One thing was clear, that by marrying George
she gained great freedom. If she had married anybody closer to her,
she might have jarred with him; there might have been collision and
wreck as complete as if they had been entirely opposed; for she was
not the kind of person to accommodate herself to others even in the
matter of small differences. But George's road through space lay
entirely apart from hers, and there was not the slightest chance of
interference. She was under the protection of a husband; she could
do things that, as an unmarried woman, especially in a foreign land,
she could not do, and the compensatory sacrifice to her was small.
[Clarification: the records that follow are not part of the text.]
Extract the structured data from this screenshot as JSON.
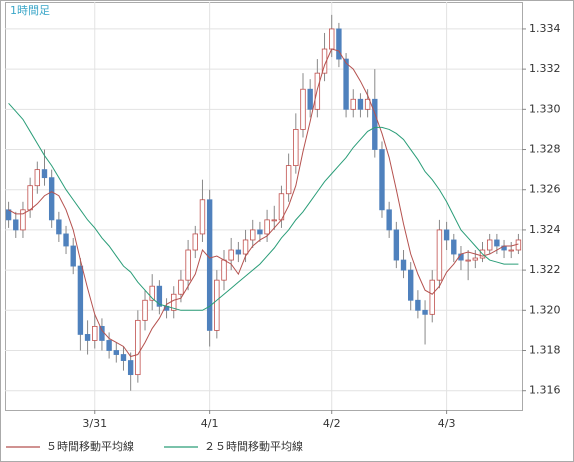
{
  "chart_data": {
    "type": "candlestick",
    "title": "1時間足",
    "title_color": "#3aa6c8",
    "categories": [
      null,
      null,
      null,
      null,
      null,
      null,
      null,
      null,
      null,
      null,
      null,
      null,
      "3/31",
      null,
      null,
      null,
      null,
      null,
      null,
      null,
      null,
      null,
      null,
      null,
      null,
      null,
      null,
      null,
      "4/1",
      null,
      null,
      null,
      null,
      null,
      null,
      null,
      null,
      null,
      null,
      null,
      null,
      null,
      null,
      null,
      null,
      "4/2",
      null,
      null,
      null,
      null,
      null,
      null,
      null,
      null,
      null,
      null,
      null,
      null,
      null,
      null,
      null,
      "4/3",
      null,
      null,
      null,
      null,
      null,
      null,
      null,
      null,
      null,
      null
    ],
    "open": [
      1.325,
      1.3245,
      1.324,
      1.325,
      1.3262,
      1.327,
      1.3266,
      1.3245,
      1.3238,
      1.3232,
      1.3222,
      1.3188,
      1.3185,
      1.3192,
      1.3185,
      1.318,
      1.3178,
      1.3175,
      1.3168,
      1.3195,
      1.3205,
      1.3212,
      1.3202,
      1.32,
      1.3208,
      1.3215,
      1.323,
      1.3238,
      1.3255,
      1.319,
      1.3215,
      1.3225,
      1.323,
      1.3228,
      1.3235,
      1.324,
      1.3238,
      1.3245,
      1.3245,
      1.3258,
      1.3272,
      1.329,
      1.331,
      1.33,
      1.3318,
      1.333,
      1.334,
      1.3325,
      1.33,
      1.3305,
      1.33,
      1.3305,
      1.328,
      1.325,
      1.324,
      1.3225,
      1.322,
      1.3205,
      1.32,
      1.3198,
      1.3215,
      1.324,
      1.3235,
      1.3228,
      1.3225,
      1.3225,
      1.3226,
      1.323,
      1.3235,
      1.3232,
      1.323,
      1.323
    ],
    "high": [
      1.3254,
      1.3249,
      1.3254,
      1.3266,
      1.3274,
      1.328,
      1.327,
      1.3249,
      1.3242,
      1.3236,
      1.3226,
      1.3195,
      1.3198,
      1.3196,
      1.3189,
      1.3184,
      1.3182,
      1.3179,
      1.32,
      1.321,
      1.3218,
      1.3215,
      1.3206,
      1.3212,
      1.322,
      1.3235,
      1.3242,
      1.3265,
      1.326,
      1.322,
      1.323,
      1.3236,
      1.3234,
      1.324,
      1.3245,
      1.3244,
      1.325,
      1.3252,
      1.3262,
      1.3278,
      1.3298,
      1.3318,
      1.3315,
      1.3325,
      1.3338,
      1.3347,
      1.3343,
      1.3328,
      1.331,
      1.3308,
      1.331,
      1.332,
      1.3284,
      1.3254,
      1.3244,
      1.323,
      1.3224,
      1.321,
      1.3205,
      1.322,
      1.3245,
      1.3244,
      1.3238,
      1.3232,
      1.323,
      1.323,
      1.3234,
      1.3238,
      1.3238,
      1.3235,
      1.3234,
      1.3238
    ],
    "low": [
      1.3241,
      1.3236,
      1.3236,
      1.3246,
      1.3258,
      1.3262,
      1.3241,
      1.3234,
      1.3228,
      1.3218,
      1.318,
      1.3178,
      1.3181,
      1.318,
      1.3176,
      1.3174,
      1.317,
      1.316,
      1.3164,
      1.319,
      1.32,
      1.3198,
      1.3196,
      1.3196,
      1.3204,
      1.321,
      1.3226,
      1.3234,
      1.3182,
      1.3186,
      1.321,
      1.322,
      1.3224,
      1.3224,
      1.3231,
      1.3234,
      1.3234,
      1.324,
      1.3241,
      1.3254,
      1.3268,
      1.3286,
      1.3296,
      1.3296,
      1.3314,
      1.3326,
      1.3321,
      1.3296,
      1.3296,
      1.3296,
      1.3296,
      1.3276,
      1.3246,
      1.3236,
      1.3221,
      1.3216,
      1.32,
      1.3196,
      1.3183,
      1.3194,
      1.3211,
      1.323,
      1.3224,
      1.322,
      1.3215,
      1.3221,
      1.3224,
      1.3228,
      1.3228,
      1.3226,
      1.3226,
      1.3228
    ],
    "close": [
      1.3245,
      1.324,
      1.325,
      1.3262,
      1.327,
      1.3266,
      1.3245,
      1.3238,
      1.3232,
      1.3222,
      1.3188,
      1.3185,
      1.3192,
      1.3185,
      1.318,
      1.3178,
      1.3175,
      1.3168,
      1.3195,
      1.3205,
      1.3212,
      1.3202,
      1.32,
      1.3208,
      1.3215,
      1.323,
      1.3238,
      1.3255,
      1.319,
      1.3215,
      1.3225,
      1.323,
      1.3228,
      1.3235,
      1.324,
      1.3238,
      1.3245,
      1.3245,
      1.3258,
      1.3272,
      1.329,
      1.331,
      1.33,
      1.3318,
      1.333,
      1.334,
      1.3325,
      1.33,
      1.3305,
      1.33,
      1.3305,
      1.328,
      1.325,
      1.324,
      1.3225,
      1.322,
      1.3205,
      1.32,
      1.3198,
      1.3215,
      1.324,
      1.3235,
      1.3228,
      1.3225,
      1.3225,
      1.3226,
      1.323,
      1.3235,
      1.3232,
      1.323,
      1.323,
      1.3235
    ],
    "up_color": "#c0504d",
    "down_color": "#4f81bd",
    "series": [
      {
        "name": "５時間移動平均線",
        "color": "#b5524f",
        "values": [
          1.325,
          1.3248,
          1.3248,
          1.325,
          1.3253,
          1.3257,
          1.3259,
          1.3257,
          1.325,
          1.324,
          1.3225,
          1.3211,
          1.3198,
          1.319,
          1.3186,
          1.3184,
          1.3182,
          1.3177,
          1.3178,
          1.3184,
          1.3191,
          1.3196,
          1.3203,
          1.3205,
          1.3206,
          1.3212,
          1.3218,
          1.323,
          1.3226,
          1.3227,
          1.3225,
          1.3223,
          1.3218,
          1.3227,
          1.3232,
          1.3235,
          1.3237,
          1.3241,
          1.3245,
          1.3252,
          1.3262,
          1.3279,
          1.3294,
          1.331,
          1.3322,
          1.333,
          1.3329,
          1.3323,
          1.332,
          1.3314,
          1.3307,
          1.3298,
          1.3288,
          1.3276,
          1.326,
          1.3243,
          1.3228,
          1.3218,
          1.321,
          1.3208,
          1.3212,
          1.3219,
          1.3223,
          1.3228,
          1.3229,
          1.3228,
          1.3227,
          1.3228,
          1.323,
          1.3232,
          1.3232,
          1.3233
        ]
      },
      {
        "name": "２５時間移動平均線",
        "color": "#2a9d78",
        "values": [
          1.3303,
          1.3299,
          1.3295,
          1.3289,
          1.3283,
          1.3277,
          1.3272,
          1.3266,
          1.326,
          1.3255,
          1.325,
          1.3245,
          1.3241,
          1.3236,
          1.3232,
          1.3227,
          1.3222,
          1.3219,
          1.3214,
          1.321,
          1.3206,
          1.3203,
          1.3202,
          1.3201,
          1.32,
          1.32,
          1.32,
          1.32,
          1.3202,
          1.3205,
          1.3208,
          1.3211,
          1.3214,
          1.3217,
          1.322,
          1.3223,
          1.3227,
          1.3231,
          1.3236,
          1.324,
          1.3245,
          1.3249,
          1.3254,
          1.3259,
          1.3264,
          1.3268,
          1.3272,
          1.3276,
          1.3281,
          1.3285,
          1.3289,
          1.3291,
          1.3291,
          1.329,
          1.3288,
          1.3285,
          1.328,
          1.3275,
          1.3269,
          1.3265,
          1.326,
          1.3254,
          1.3247,
          1.324,
          1.3236,
          1.3232,
          1.3228,
          1.3225,
          1.3224,
          1.3223,
          1.3223,
          1.3223
        ]
      }
    ],
    "ylim": [
      1.31504,
      1.33534
    ],
    "yticks": [
      1.316,
      1.318,
      {
        "value": 1.32,
        "label": "1.320"
      },
      1.322,
      1.324,
      1.326,
      1.328,
      {
        "value": 1.33,
        "label": "1.330"
      },
      1.332,
      1.334
    ],
    "y_axis_side": "right",
    "grid": true,
    "legend": "bottom-left"
  }
}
This is really the only attempt at elucidation I can give. She went
regularly all her life to chapel with George, but even when he became
deacon, and "supplied" the villages round, she never would join the
church as a member. She never agreed with the minister, and he never
could make anything out of her. They did not quarrel, but she
thought nothing of his sermons, and he was perplexed and
uncomfortable in the presence of a nondescript who did not respond to
any dogmatic statement of the articles of religion, and who yet could
not be put aside as "one of those in the gallery"--that is to say, as
one of the ordinary unconverted, for she used to quote hymns with
amazing fervour, and she quoted them to him with a freedom and a
certain superiority which he might have expected from an aged brother
minister, but certainly not from one of his own congregation.